Section 03

Embeddings

Token IDs → vectors

We now have a list of integers. That’s still not useful for a neural network — the integers are arbitrary indices, and the network needs to understand that “king” and “queen” are related while “king” and “banana” are not. We need each integer to become an object that can carry meaning: a list of real numbers. That object is called an embedding .

A giant lookup table

The first layer of the model is, structurally, the simplest one of all: an embedding matrix . It is a 2-D table with one row per token in the vocabulary and one column per dimension of the model’s “hidden size”, a number conventionally written $d_{\text{model}}$ (read “d-model”).

For Llama-3-8B, the vocabulary has 128,256 entries and $d_{\text{model}} = 4096$ . So the embedding matrix is 128,256 × 4096 — a little over half a billion numbers, around a gigabyte all on its own. To turn a token ID into a vector, you just go to that row of the table. Token ID 9906 (“Hello”) returns row 9906: a vector of 4,096 floats. No arithmetic at all, just indexing.

What does an embedding mean?

A 4,096-dimensional vector is hard to picture. But the rough intuition is: each dimension represents something about the token. One dimension might roughly correspond to “is this a noun?”, another to “is this related to royalty?”, another to “is this a proper noun?”, and so on. Real embeddings don’t have such clean axes — the meaningful directions are tangled across many dimensions — but the geometric facts are striking. Tokens with similar meanings really do end up near each other. The vector for “king” really is closer to “queen” than to “banana”, and the famous result king − man + woman ≈ queen works (roughly) in these spaces.
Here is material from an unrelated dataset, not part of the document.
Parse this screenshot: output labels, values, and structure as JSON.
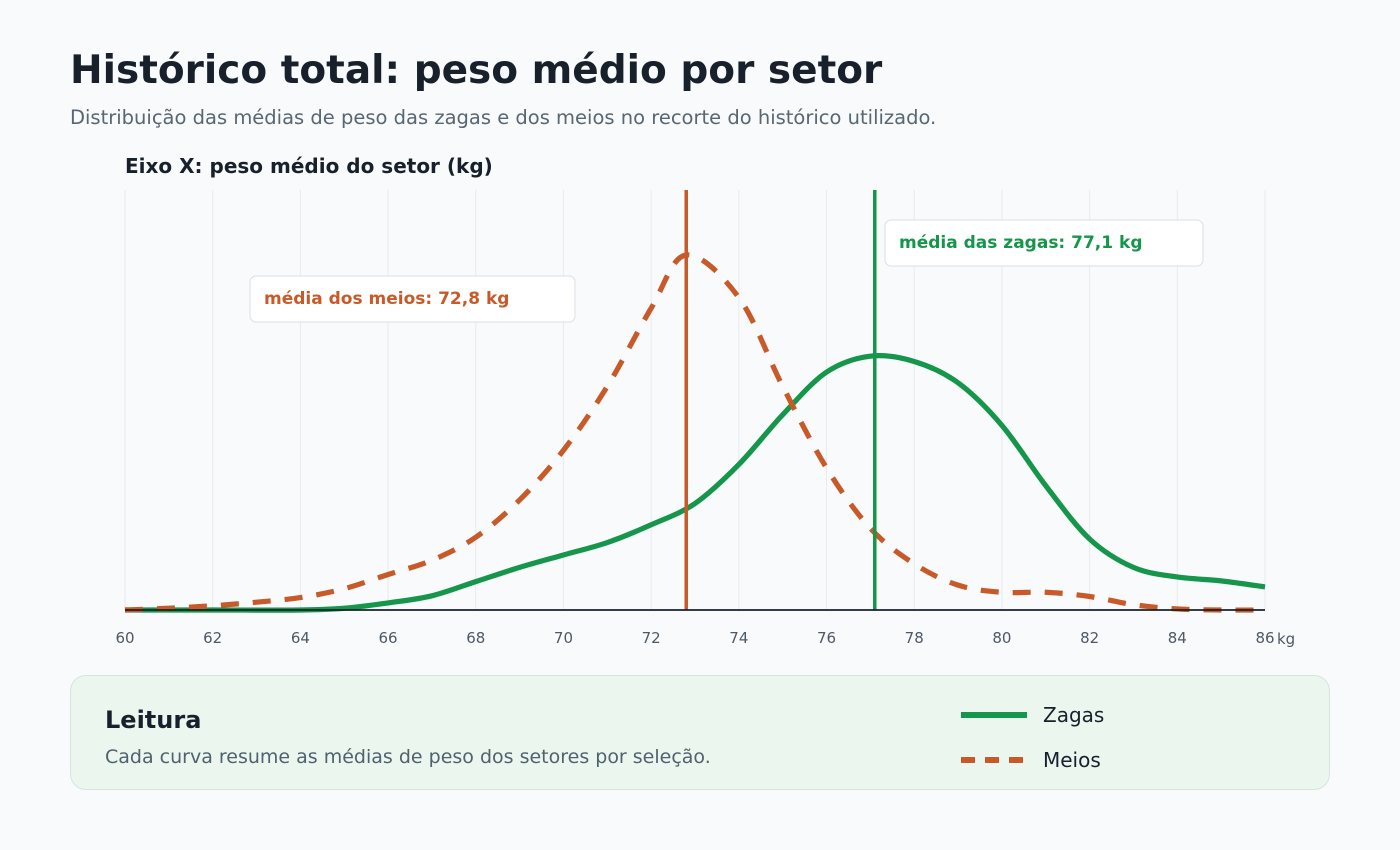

The values are learned. During training the embedding matrix starts random and gets nudged so that the model is better at predicting next tokens. The model “discovers” that certain tokens behave similarly and pushes their rows toward each other.

Try it

Below is a deterministic, fake embedding — the values are seeded from the token text so similar words won’t actually land near each other; they’ll just look like noise. But the shape is real: a token in, a row of d-many floats out. Visualized as colored bars (warm orange-red = negative, cyan = positive, brightness = magnitude, dark slate ≈ zero), this is what a token actually looks like to the rest of the model.

Embedding vector visualizer

Showing a fake 128-D vector. Real models (Llama-3-8B) use d_model = 4,096. The values aren't real embeddings — they're deterministic noise seeded from the token — but the *shape* is the point: a token becomes a long row of floats.

Token:

token

"king"

dim

128

‖v‖₂

4.251

first 3 values

0.56, -0.00, -0.47…

In the real network, every other vector you’ll meet — the queries, keys, values, the activations between layers, the final hidden state — has the same shape as one of these: a row of $d_{\text{model}}$ floats. The whole rest of the model is just an enormous sequence of operations that transform such vectors into other such vectors.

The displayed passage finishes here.